A better, more sustainable, and more equitable solution would establish a new national standard of program eligibility at 100 percent of the FPL. States would not be required to meet this eligibility standard but those that did would be eligible for an annual payment from a new federally financed Medicaid bonus pool. The pool would be funded out of the savings made available by scaling back funding for persons above 100 percent of the FPL, and from moving away from the open-ended federal matching payments of current law.

States could make Medicaid available to persons above 100 percent of FPL (up to the ACA threshold of 138 percent of FPL), but federal support for this enrollment would be only 20 percent of total costs.

Overall, this approach would concentrate federal support in Medicaid much more on households with lower incomes than is the case under the ACA, and that support would be made available to the states in a way that is likely to bring more uniformity to the eligibility rules across the states, and thus also more equity in the distribution of federal funds.

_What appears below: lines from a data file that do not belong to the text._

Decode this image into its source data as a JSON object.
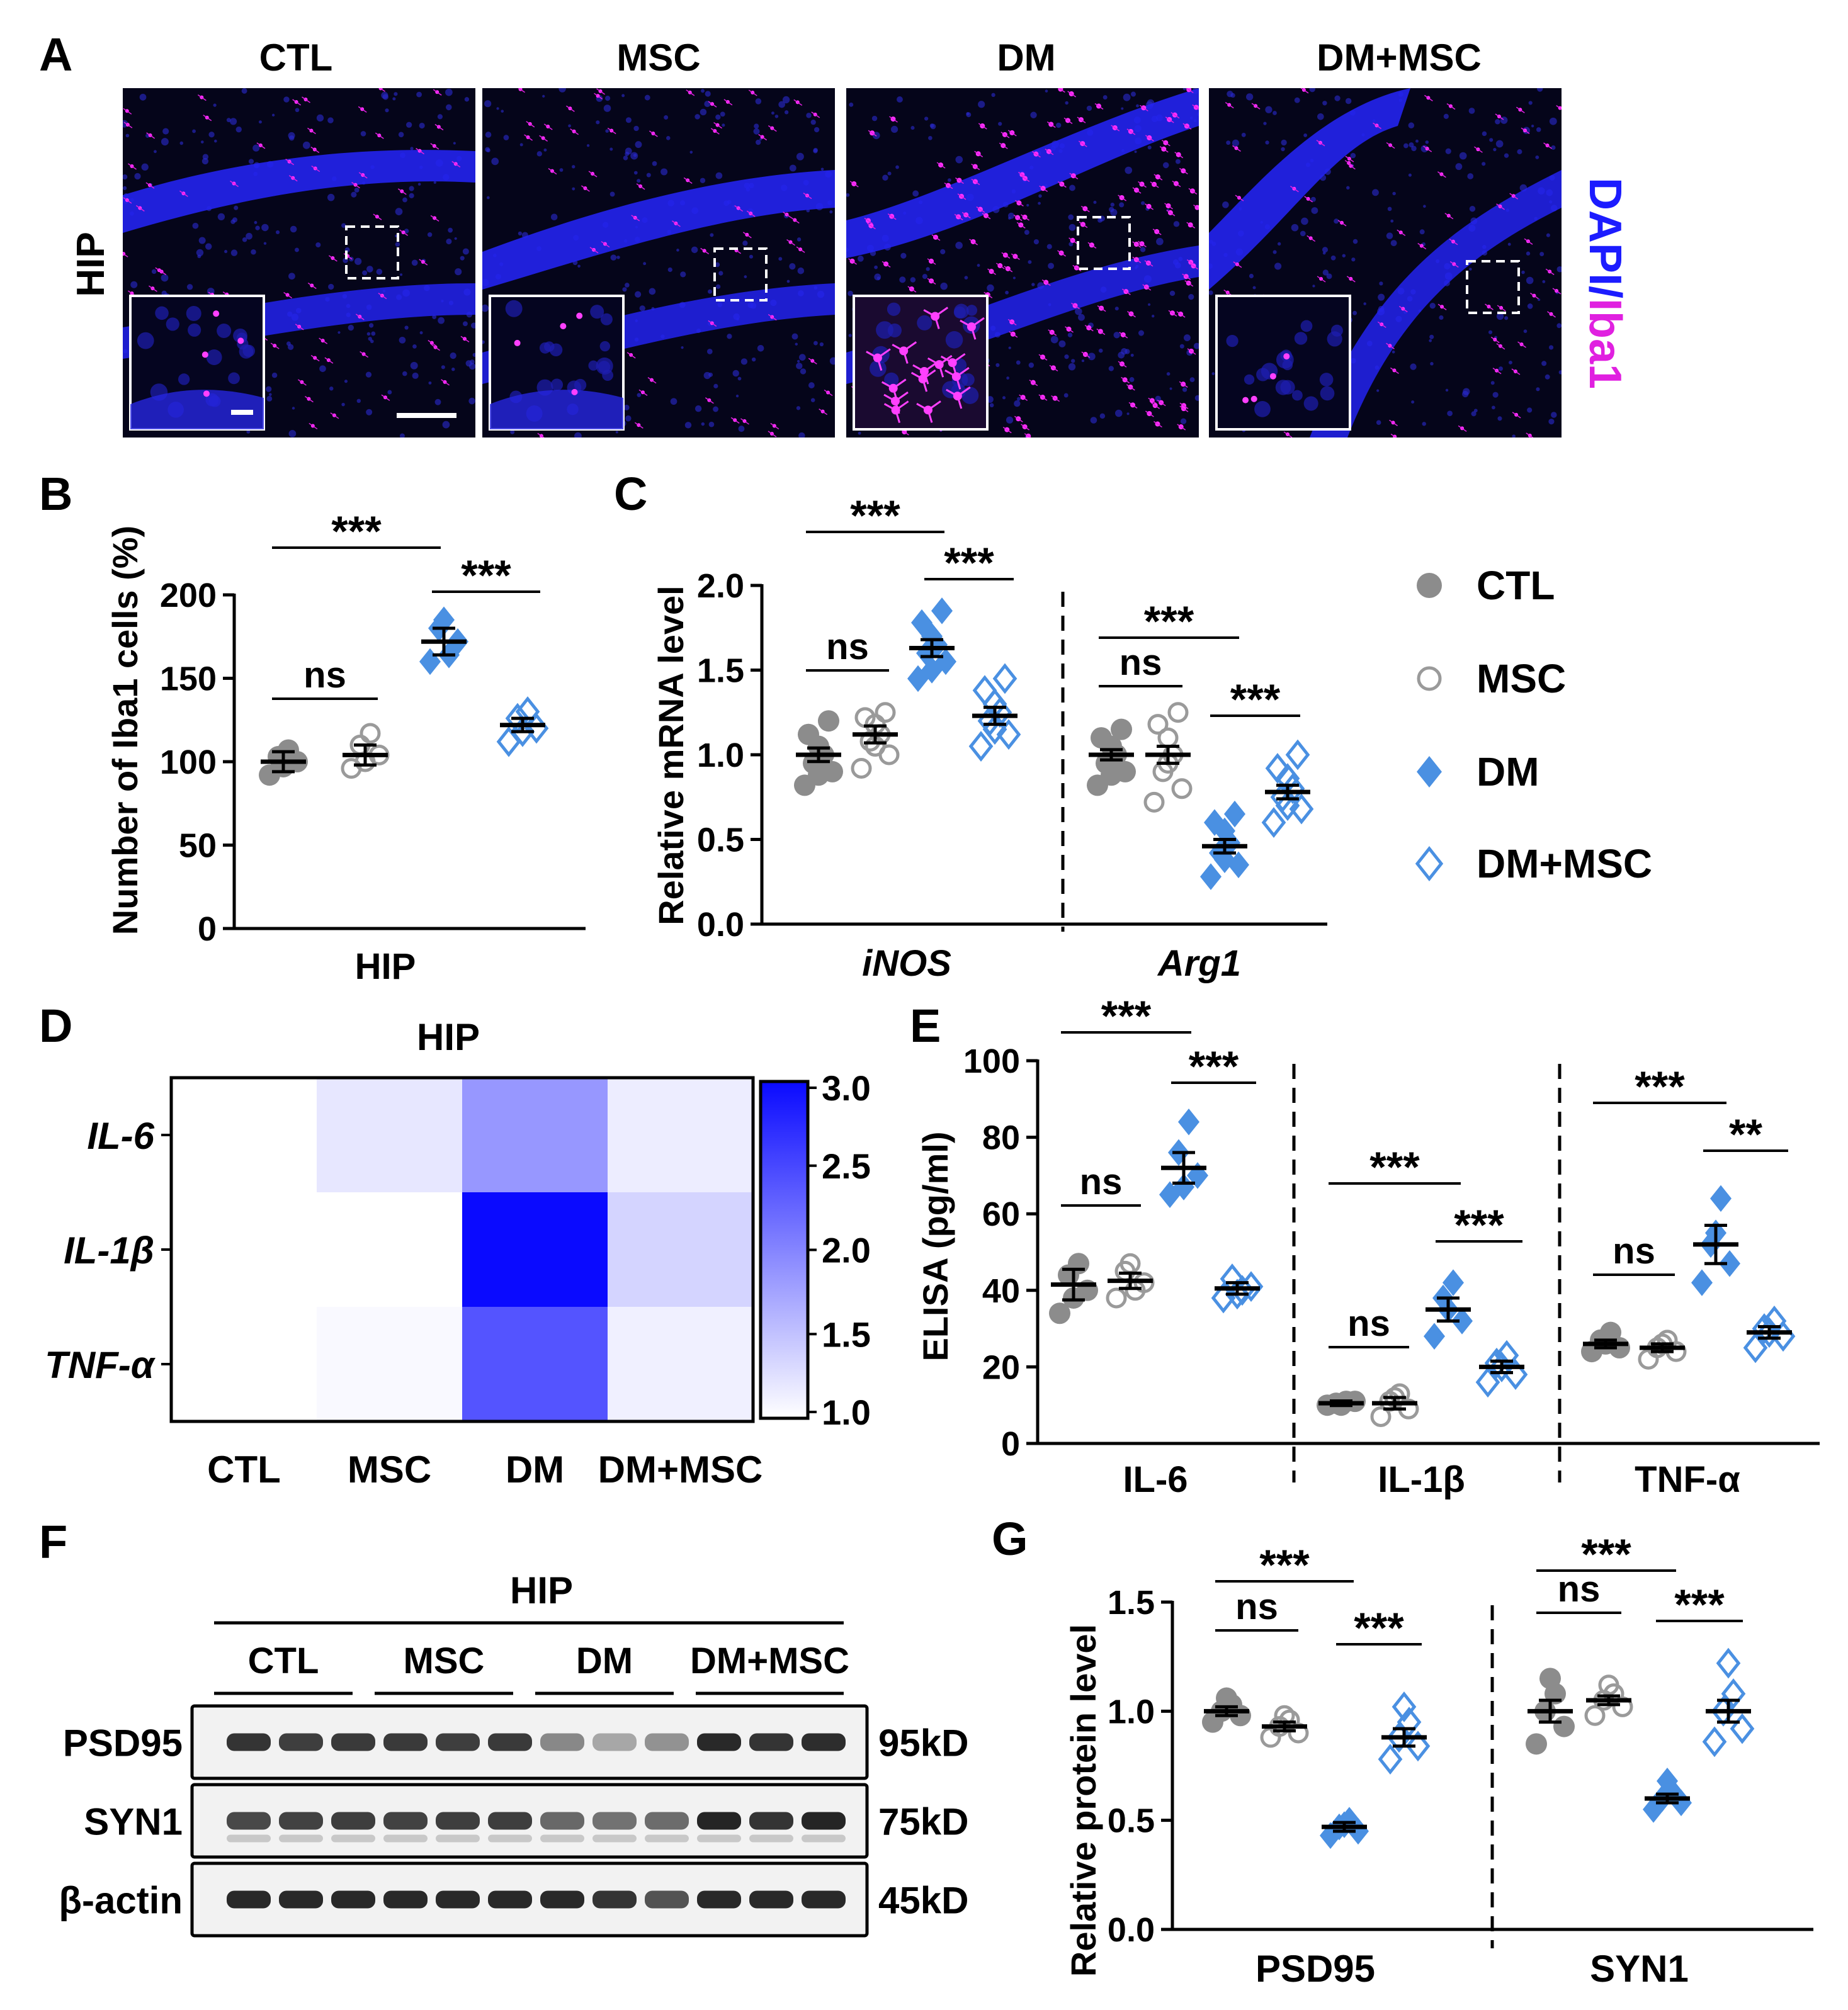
{
  "colors": {
    "ctl": "#7f7f7f",
    "msc": "#9a9a9a",
    "dm": "#4a90e2",
    "dmmsc": "#4a90e2",
    "dapi": "#1c1cff",
    "iba1": "#e020e0",
    "heat_max": "#0a0aff",
    "heat_min": "#ffffff"
  },
  "panel_a": {
    "letter": "A",
    "columns": [
      "CTL",
      "MSC",
      "DM",
      "DM+MSC"
    ],
    "row_label": "HIP",
    "stain_dapi": "DAPI",
    "stain_slash": "/",
    "stain_iba1": "Iba1"
  },
  "legend": {
    "items": [
      {
        "name": "CTL",
        "marker": "filled-circle",
        "color": "#8c8c8c"
      },
      {
        "name": "MSC",
        "marker": "open-circle",
        "color": "#9a9a9a"
      },
      {
        "name": "DM",
        "marker": "filled-diamond",
        "color": "#4a90e2"
      },
      {
        "name": "DM+MSC",
        "marker": "open-diamond",
        "color": "#4a90e2"
      }
    ]
  },
  "chart_data": [
    {
      "panel": "B",
      "type": "scatter",
      "ylabel": "Number of Iba1 cells (%)",
      "xlabel": "HIP",
      "ylim": [
        0,
        200
      ],
      "yticks": [
        0,
        50,
        100,
        150,
        200
      ],
      "groups": [
        {
          "name": "CTL",
          "mean": 100,
          "sem": 6,
          "points": [
            92,
            100,
            103,
            107,
            97
          ]
        },
        {
          "name": "MSC",
          "mean": 104,
          "sem": 6,
          "points": [
            96,
            104,
            110,
            117,
            100
          ]
        },
        {
          "name": "DM",
          "mean": 172,
          "sem": 8,
          "points": [
            160,
            172,
            180,
            164,
            185
          ]
        },
        {
          "name": "DM+MSC",
          "mean": 122,
          "sem": 4,
          "points": [
            112,
            120,
            126,
            130,
            118
          ]
        }
      ],
      "sig": [
        {
          "from": 0,
          "to": 2,
          "label": "***"
        },
        {
          "from": 2,
          "to": 3,
          "label": "***"
        },
        {
          "from": 0,
          "to": 1,
          "label": "ns"
        }
      ]
    },
    {
      "panel": "C",
      "type": "scatter",
      "ylabel": "Relative mRNA level",
      "ylim": [
        0,
        2.0
      ],
      "yticks": [
        "0.0",
        "0.5",
        "1.0",
        "1.5",
        "2.0"
      ],
      "categories": [
        "iNOS",
        "Arg1"
      ],
      "groups": {
        "iNOS": [
          {
            "name": "CTL",
            "mean": 1.0,
            "sem": 0.04,
            "points": [
              0.82,
              0.9,
              0.95,
              1.0,
              1.05,
              1.12,
              1.2,
              0.88
            ]
          },
          {
            "name": "MSC",
            "mean": 1.12,
            "sem": 0.05,
            "points": [
              0.92,
              1.0,
              1.08,
              1.12,
              1.18,
              1.22,
              1.25,
              1.05
            ]
          },
          {
            "name": "DM",
            "mean": 1.63,
            "sem": 0.05,
            "points": [
              1.45,
              1.55,
              1.6,
              1.65,
              1.7,
              1.78,
              1.85,
              1.5
            ]
          },
          {
            "name": "DM+MSC",
            "mean": 1.23,
            "sem": 0.05,
            "points": [
              1.05,
              1.12,
              1.2,
              1.25,
              1.3,
              1.38,
              1.45,
              1.15
            ]
          }
        ],
        "Arg1": [
          {
            "name": "CTL",
            "mean": 1.0,
            "sem": 0.03,
            "points": [
              0.82,
              0.9,
              0.95,
              1.0,
              1.05,
              1.1,
              1.15,
              0.88
            ]
          },
          {
            "name": "MSC",
            "mean": 1.0,
            "sem": 0.05,
            "points": [
              0.72,
              0.8,
              0.9,
              1.0,
              1.1,
              1.18,
              1.25,
              0.95
            ]
          },
          {
            "name": "DM",
            "mean": 0.46,
            "sem": 0.04,
            "points": [
              0.28,
              0.35,
              0.42,
              0.48,
              0.55,
              0.6,
              0.65,
              0.38
            ]
          },
          {
            "name": "DM+MSC",
            "mean": 0.78,
            "sem": 0.04,
            "points": [
              0.6,
              0.68,
              0.75,
              0.8,
              0.86,
              0.92,
              1.0,
              0.7
            ]
          }
        ]
      },
      "sig": {
        "iNOS": [
          {
            "from": 0,
            "to": 2,
            "label": "***"
          },
          {
            "from": 2,
            "to": 3,
            "label": "***"
          },
          {
            "from": 0,
            "to": 1,
            "label": "ns"
          }
        ],
        "Arg1": [
          {
            "from": 0,
            "to": 2,
            "label": "***"
          },
          {
            "from": 2,
            "to": 3,
            "label": "***"
          },
          {
            "from": 0,
            "to": 1,
            "label": "ns"
          }
        ]
      }
    },
    {
      "panel": "D",
      "type": "heatmap",
      "title": "HIP",
      "rows": [
        "IL-6",
        "IL-1β",
        "TNF-α"
      ],
      "cols": [
        "CTL",
        "MSC",
        "DM",
        "DM+MSC"
      ],
      "values": [
        [
          1.0,
          1.2,
          1.85,
          1.15
        ],
        [
          1.0,
          0.95,
          3.0,
          1.35
        ],
        [
          1.0,
          1.05,
          2.4,
          1.12
        ]
      ],
      "colorbar": {
        "min": 1.0,
        "max": 3.0,
        "ticks": [
          "1.0",
          "1.5",
          "2.0",
          "2.5",
          "3.0"
        ]
      }
    },
    {
      "panel": "E",
      "type": "scatter",
      "ylabel": "ELISA (pg/ml)",
      "ylim": [
        0,
        100
      ],
      "yticks": [
        0,
        20,
        40,
        60,
        80,
        100
      ],
      "categories": [
        "IL-6",
        "IL-1β",
        "TNF-α"
      ],
      "groups": {
        "IL-6": [
          {
            "name": "CTL",
            "mean": 41.5,
            "sem": 4,
            "points": [
              34,
              40,
              44,
              47,
              38
            ]
          },
          {
            "name": "MSC",
            "mean": 42.5,
            "sem": 2,
            "points": [
              38,
              42,
              45,
              40,
              47
            ]
          },
          {
            "name": "DM",
            "mean": 72,
            "sem": 4,
            "points": [
              65,
              70,
              76,
              84,
              67
            ]
          },
          {
            "name": "DM+MSC",
            "mean": 40.5,
            "sem": 1.5,
            "points": [
              38,
              41,
              43,
              40,
              39
            ]
          }
        ],
        "IL-1β": [
          {
            "name": "CTL",
            "mean": 10.5,
            "sem": 0.6,
            "points": [
              10,
              11,
              10.5,
              11,
              10
            ]
          },
          {
            "name": "MSC",
            "mean": 10.5,
            "sem": 1.5,
            "points": [
              7,
              9,
              11,
              13,
              12
            ]
          },
          {
            "name": "DM",
            "mean": 35,
            "sem": 3,
            "points": [
              28,
              32,
              38,
              42,
              35
            ]
          },
          {
            "name": "DM+MSC",
            "mean": 20,
            "sem": 1.5,
            "points": [
              16,
              18,
              21,
              23,
              20
            ]
          }
        ],
        "TNF-α": [
          {
            "name": "CTL",
            "mean": 26,
            "sem": 1,
            "points": [
              24,
              25,
              27,
              29,
              26
            ]
          },
          {
            "name": "MSC",
            "mean": 25,
            "sem": 1,
            "points": [
              22,
              24,
              25,
              27,
              26
            ]
          },
          {
            "name": "DM",
            "mean": 52,
            "sem": 5,
            "points": [
              42,
              47,
              52,
              64,
              55
            ]
          },
          {
            "name": "DM+MSC",
            "mean": 29,
            "sem": 1.5,
            "points": [
              25,
              28,
              30,
              32,
              29
            ]
          }
        ]
      },
      "sig": {
        "IL-6": [
          {
            "from": 0,
            "to": 2,
            "label": "***"
          },
          {
            "from": 2,
            "to": 3,
            "label": "***"
          },
          {
            "from": 0,
            "to": 1,
            "label": "ns"
          }
        ],
        "IL-1β": [
          {
            "from": 0,
            "to": 2,
            "label": "***"
          },
          {
            "from": 2,
            "to": 3,
            "label": "***"
          },
          {
            "from": 0,
            "to": 1,
            "label": "ns"
          }
        ],
        "TNF-α": [
          {
            "from": 0,
            "to": 2,
            "label": "***"
          },
          {
            "from": 2,
            "to": 3,
            "label": "**"
          },
          {
            "from": 0,
            "to": 1,
            "label": "ns"
          }
        ]
      }
    },
    {
      "panel": "G",
      "type": "scatter",
      "ylabel": "Relative protein level",
      "ylim": [
        0,
        1.5
      ],
      "yticks": [
        "0.0",
        "0.5",
        "1.0",
        "1.5"
      ],
      "categories": [
        "PSD95",
        "SYN1"
      ],
      "groups": {
        "PSD95": [
          {
            "name": "CTL",
            "mean": 1.0,
            "sem": 0.02,
            "points": [
              0.95,
              0.98,
              1.0,
              1.03,
              1.06
            ]
          },
          {
            "name": "MSC",
            "mean": 0.93,
            "sem": 0.02,
            "points": [
              0.88,
              0.9,
              0.93,
              0.96,
              0.98
            ]
          },
          {
            "name": "DM",
            "mean": 0.47,
            "sem": 0.02,
            "points": [
              0.43,
              0.45,
              0.47,
              0.5,
              0.48
            ]
          },
          {
            "name": "DM+MSC",
            "mean": 0.88,
            "sem": 0.04,
            "points": [
              0.78,
              0.84,
              0.88,
              0.95,
              1.02
            ]
          }
        ],
        "SYN1": [
          {
            "name": "CTL",
            "mean": 1.0,
            "sem": 0.05,
            "points": [
              0.85,
              0.93,
              1.0,
              1.08,
              1.15
            ]
          },
          {
            "name": "MSC",
            "mean": 1.05,
            "sem": 0.02,
            "points": [
              0.98,
              1.02,
              1.05,
              1.08,
              1.12
            ]
          },
          {
            "name": "DM",
            "mean": 0.6,
            "sem": 0.02,
            "points": [
              0.55,
              0.58,
              0.6,
              0.63,
              0.68
            ]
          },
          {
            "name": "DM+MSC",
            "mean": 1.0,
            "sem": 0.05,
            "points": [
              0.86,
              0.92,
              1.0,
              1.08,
              1.22
            ]
          }
        ]
      },
      "sig": {
        "PSD95": [
          {
            "from": 0,
            "to": 2,
            "label": "***"
          },
          {
            "from": 2,
            "to": 3,
            "label": "***"
          },
          {
            "from": 0,
            "to": 1,
            "label": "ns"
          }
        ],
        "SYN1": [
          {
            "from": 0,
            "to": 2,
            "label": "***"
          },
          {
            "from": 2,
            "to": 3,
            "label": "***"
          },
          {
            "from": 0,
            "to": 1,
            "label": "ns"
          }
        ]
      }
    }
  ],
  "panel_letters": {
    "b": "B",
    "c": "C",
    "d": "D",
    "e": "E",
    "f": "F",
    "g": "G"
  },
  "panel_f": {
    "title": "HIP",
    "groups": [
      "CTL",
      "MSC",
      "DM",
      "DM+MSC"
    ],
    "bands": [
      {
        "name": "PSD95",
        "size": "95kD",
        "intensity": [
          0.85,
          0.8,
          0.82,
          0.82,
          0.8,
          0.82,
          0.45,
          0.3,
          0.4,
          0.9,
          0.85,
          0.88
        ]
      },
      {
        "name": "SYN1",
        "size": "75kD",
        "intensity": [
          0.75,
          0.78,
          0.8,
          0.78,
          0.8,
          0.8,
          0.6,
          0.55,
          0.58,
          0.92,
          0.85,
          0.92
        ]
      },
      {
        "name": "β-actin",
        "size": "45kD",
        "intensity": [
          0.9,
          0.9,
          0.9,
          0.9,
          0.9,
          0.9,
          0.9,
          0.85,
          0.7,
          0.9,
          0.9,
          0.9
        ]
      }
    ]
  }
}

A compromise along these lines would also improve estimates of who will be enrolled in health insurance under the GOP plan. The House-passed bill left large numbers of Americans uninsured, in part because very low-income households could not afford to enroll in private coverage even with the House’s tax credits. Medicaid is the nation’s safety net insurance program. In practical terms, there is no real alternative to Medicaid for a person below the poverty line. Under the approach recommended here, federal Medicaid funding would be dispensed to the states to strengthen the safety net for the poor, even as there would be less support for expanding the program to persons with higher incomes.

 

James C. Capretta is a resident fellow and holds the Milton Friedman chair at the American Enterprise Institute.